Lemieux was a lot more than a top line goon, though. He’s one of the most overlooked right wingers in history. He was a star winger, who had an uncanny ability to come in clutch for his team. A lot of Devils fans don’t remember Lemieux for how big of a goon he was, they remember him for his ability to score in crucial moments. His scoring abilities seemed to skyrocket in the playoffs, too.
In the 1995 postseason, Lemieux was unstoppable. He tallied a total of 13 goals in 20 games. Netting so many goals despite the fact he was shadowing stars like Jaromir Jagr. He was sly and able to steal the puck from the star players; then turn around and skate 200 feet to score. He was truly the most exciting player to watch, even though Scott Stevens, Bobby Holik, and Scott Niedermayer were all on the team.

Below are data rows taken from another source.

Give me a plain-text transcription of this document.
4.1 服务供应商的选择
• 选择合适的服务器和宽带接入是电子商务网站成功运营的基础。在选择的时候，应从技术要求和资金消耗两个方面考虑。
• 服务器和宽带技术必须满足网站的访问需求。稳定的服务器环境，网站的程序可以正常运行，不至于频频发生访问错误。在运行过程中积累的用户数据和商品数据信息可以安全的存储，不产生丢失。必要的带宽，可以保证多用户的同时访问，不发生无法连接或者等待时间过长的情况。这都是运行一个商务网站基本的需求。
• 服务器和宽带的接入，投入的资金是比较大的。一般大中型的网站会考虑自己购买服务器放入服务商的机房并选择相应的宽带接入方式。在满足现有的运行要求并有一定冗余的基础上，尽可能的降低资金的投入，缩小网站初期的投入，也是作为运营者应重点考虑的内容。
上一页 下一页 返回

For Lemieux to steal the spotlight from those players was really special. That alone was worth giving up Turgeon, but Lemieux did so much more than lead the 1995 Playoff push. He tallied 297 regular season points in 423 games as a Devil. His playoff stats, 57 points in 82 games, were what gave him value though. At least, a lot more value than Turgeon ended up as.

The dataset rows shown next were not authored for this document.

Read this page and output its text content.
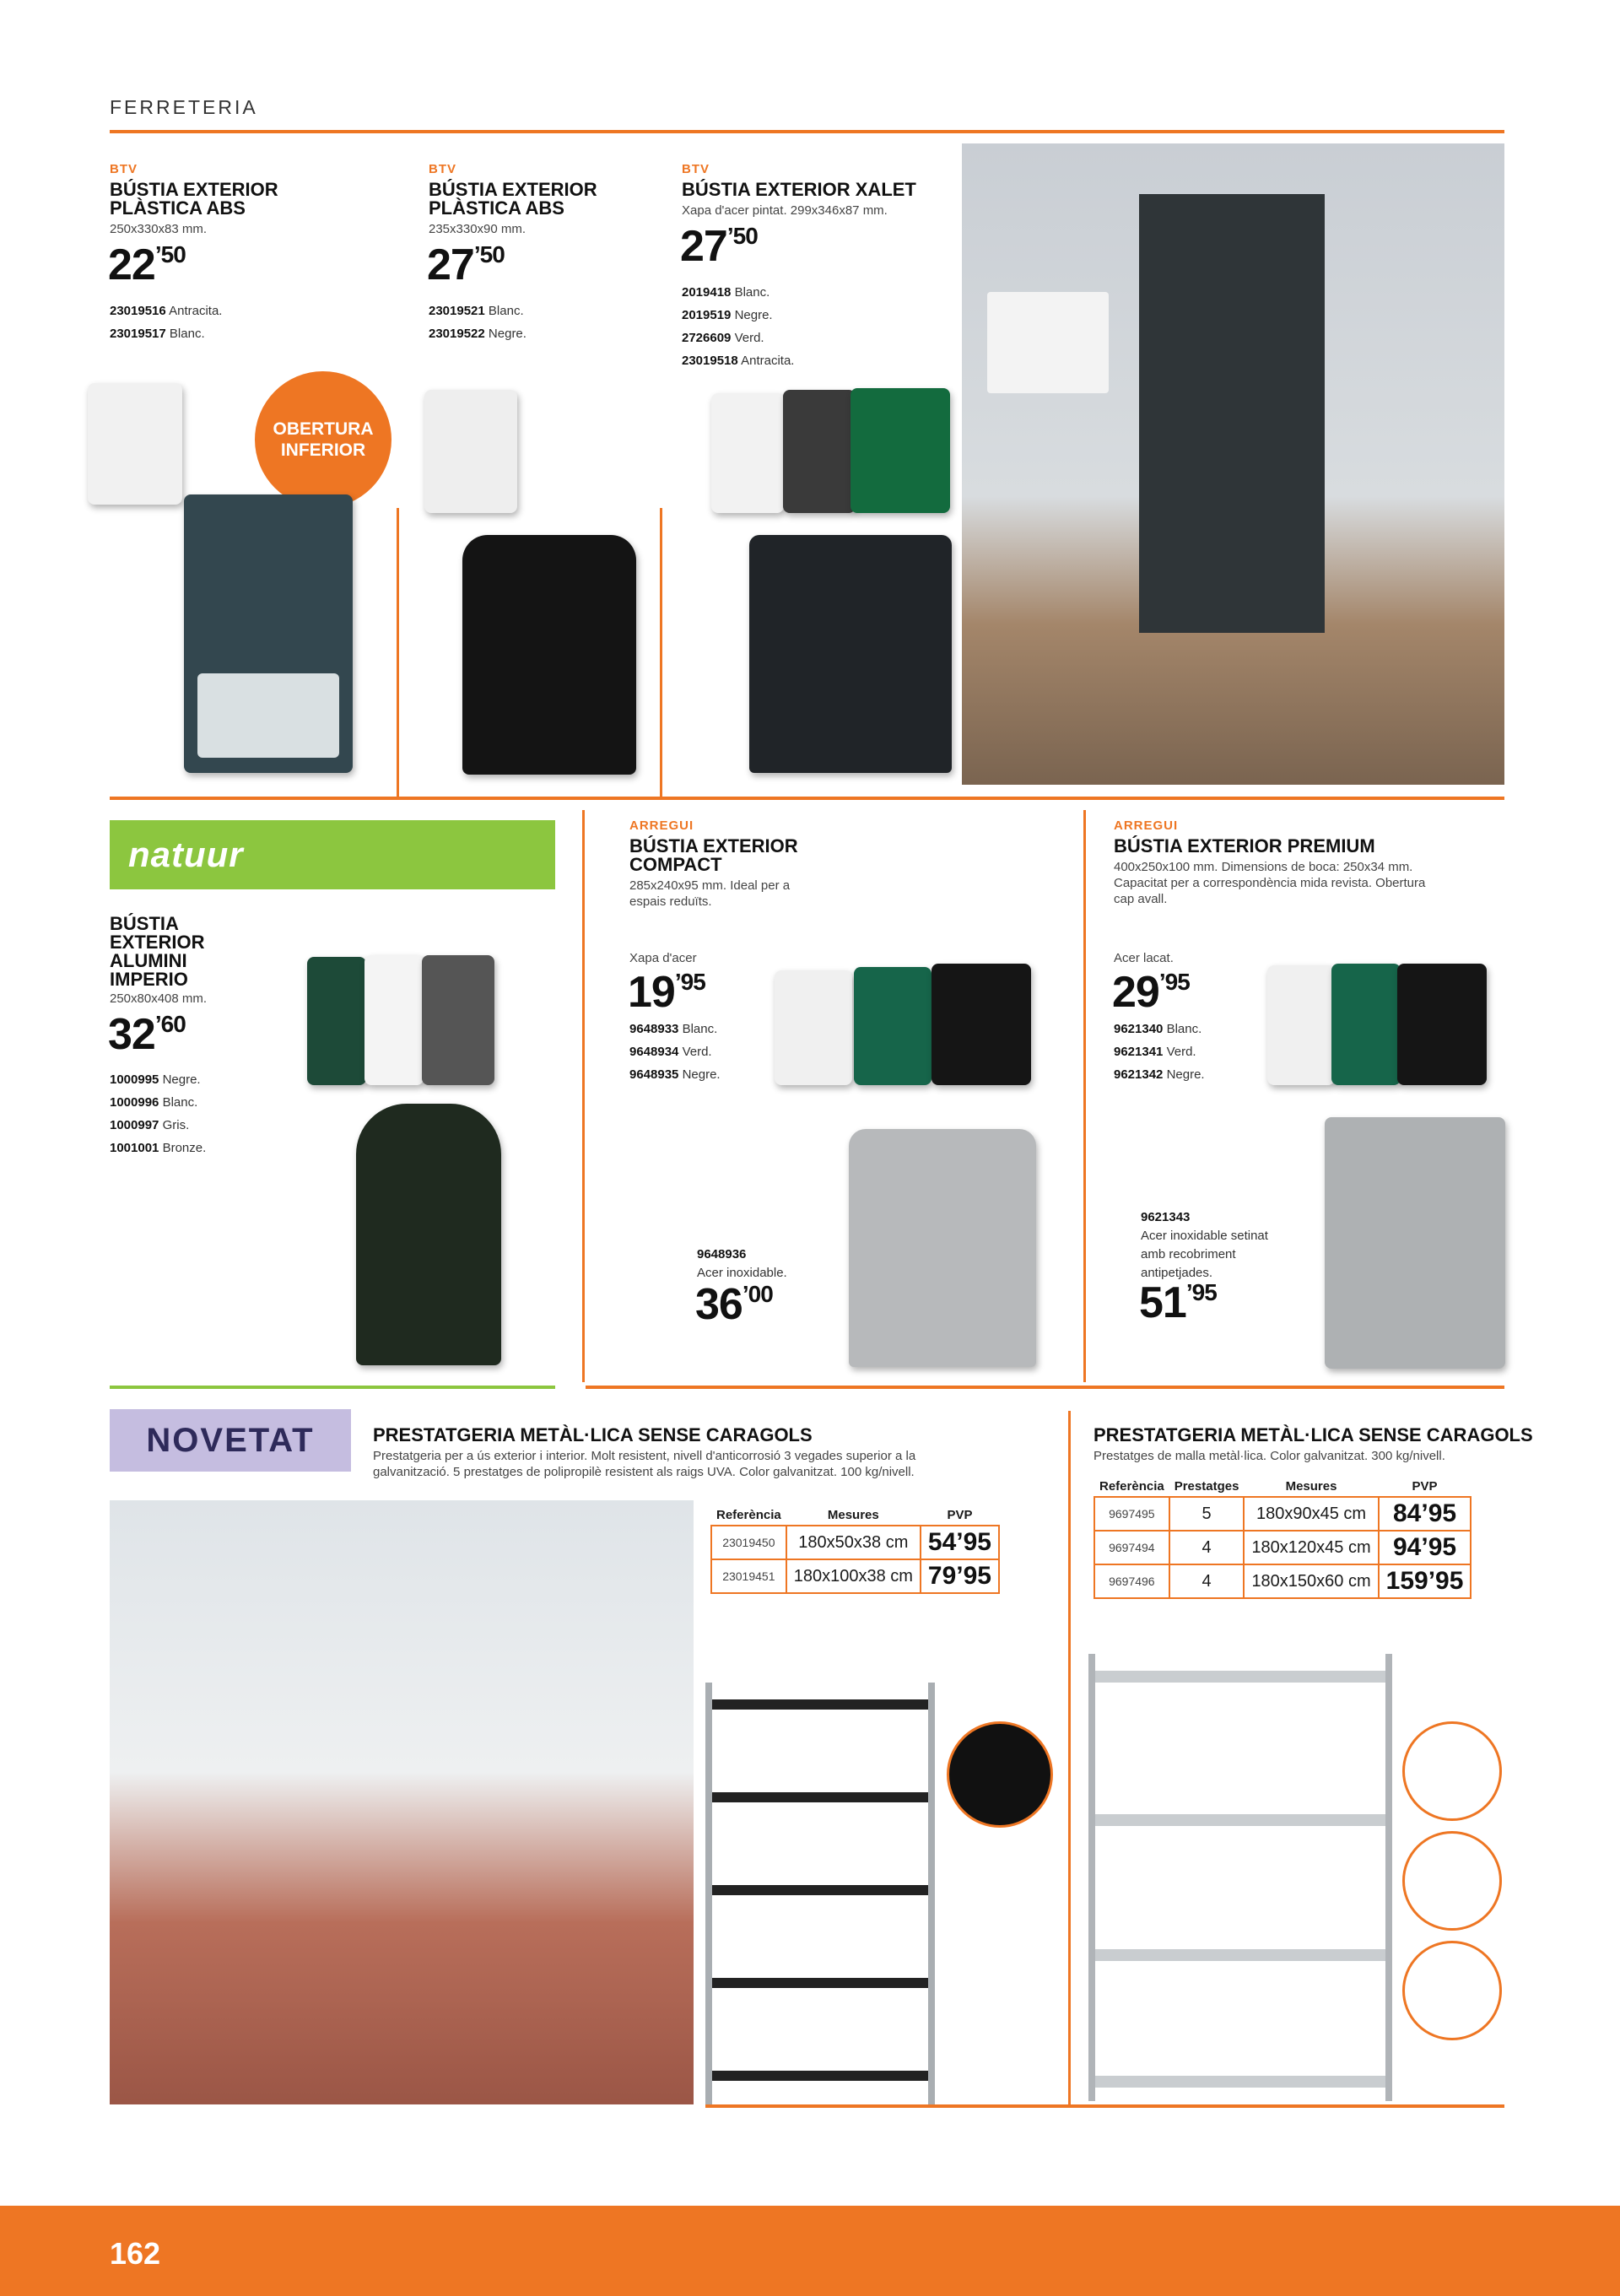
FERRETERIA
BTV
BÚSTIA EXTERIOR
PLÀSTICA ABS
250x330x83 mm.
22’50
23019516 Antracita.
23019517 Blanc.
OBERTURA
INFERIOR
BTV
BÚSTIA EXTERIOR
PLÀSTICA ABS
235x330x90 mm.
27’50
23019521 Blanc.
23019522 Negre.
BTV
BÚSTIA EXTERIOR XALET
Xapa d'acer pintat. 299x346x87 mm.
27’50
2019418 Blanc.
2019519 Negre.
2726609 Verd.
23019518 Antracita.
natuur
BÚSTIA
EXTERIOR
ALUMINI
IMPERIO
250x80x408 mm.
32’60
1000995 Negre.
1000996 Blanc.
1000997 Gris.
1001001 Bronze.
ARREGUI
BÚSTIA EXTERIOR
COMPACT
285x240x95 mm. Ideal per a
espais reduïts.
Xapa d'acer
19’95
9648933 Blanc.
9648934 Verd.
9648935 Negre.
9648936
Acer inoxidable.
36’00
ARREGUI
BÚSTIA EXTERIOR PREMIUM
400x250x100 mm. Dimensions de boca: 250x34 mm.
Capacitat per a correspondència mida revista. Obertura
cap avall.
Acer lacat.
29’95
9621340 Blanc.
9621341 Verd.
9621342 Negre.
9621343
Acer inoxidable setinat
amb recobriment
antipetjades.
51’95
NOVETAT	PRESTATGERIA METÀL·LICA SENSE CARAGOLS
Prestatgeria per a ús exterior i interior. Molt resistent, nivell d'anticorrosió 3 vegades superior a la
galvanització. 5 prestatges de polipropilè resistent als raigs UVA. Color galvanitzat. 100 kg/nivell.
Referència	Mesures	PVP
23019450	180x50x38 cm	54’95
23019451	180x100x38 cm	79’95
PRESTATGERIA METÀL·LICA SENSE CARAGOLS
Prestatges de malla metàl·lica. Color galvanitzat. 300 kg/nivell.
Referència	Prestatges	Mesures	PVP
9697495	5	180x90x45 cm	84’95
9697494	4	180x120x45 cm	94’95
9697496	4	180x150x60 cm	159’95
162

Despite how much New Jersey has struggled in recent years, they haven’t made many terrible trades. There are quite a bit of ones that didn’t pan out, but not many are notoriously bad. One sticks out like a sore thumb, though. Ironically, it directly relates to their best deal. It only took them a year to realize their mistake, though, and they fixed it quickly.
New Jersey Devils trade away Pat Verbeek in exchange for Sylvain Turgeon from the Hartford Whalers.
From his rookie season Verbeek was destined for success. The highly skilled forward was arguably one of the team’s biggest steals in the draft. He had an 88 point season in the OHL before he was drafted. Still, he fell all the way to the third round of the draft. Following the draft he played one more season in the O, tallying 107 points. After that, he played six full years with the Devils. In those he had a 47 point season, and three other seasons of over 50 points. His Devils career peeked with a 77 point career in 1987-88. He was a legend in the making. Plain and simple, he was good.
Verbeek was traded away in a one-for-one deal and became a Whalers legend. He tallied three season of over 80 points, and had plenty other high scoring years. He went on to play for the New York Rangers, Dallas Stars, and Detroit Red Wings. Now, Verbeek is one of the players slowly waiting for his call from the Hall of Fame. He played in a staggering 1,424 NHL games. In those he tallied 1,024 points, including two 82 point years and one 89 point year. A little more impressive, though, is his 2,905 penalty minutes. That’s right, 2,905. That’s an average of one penalty per game. This makes his point numbers even more impressive, if he spent almost 3,000 minutes in the sin bin.
We’ve already given our spiel about Turgeon. It’s kind of easy to see what New Jersey was thinking when they made the deal, though. Turgeon had 72, 62, and 79 points in his first three years respectively. Verbeek didn’t hit any of these numbers until his fifth year of play. Leading up to the deal, Turgeon’s career had started to go downhill. In the season before the deal, Turgeon had 30 points in 42 games but wasn’t able to finish off the year. Those aren’t terrible numbers, and taking his earlier numbers into account the Devils could’ve assumed his was back to his old ways.
The problem was, he wasn’t. The Devils traded away one of their best players of the time for a failing player. The team needed someone to be the star of the team in their bumpy first years. They took a risk in Turgeon, dealing away their current star. The risk didn’t pay off, but it did land the deal a spot as the worst trade in their history.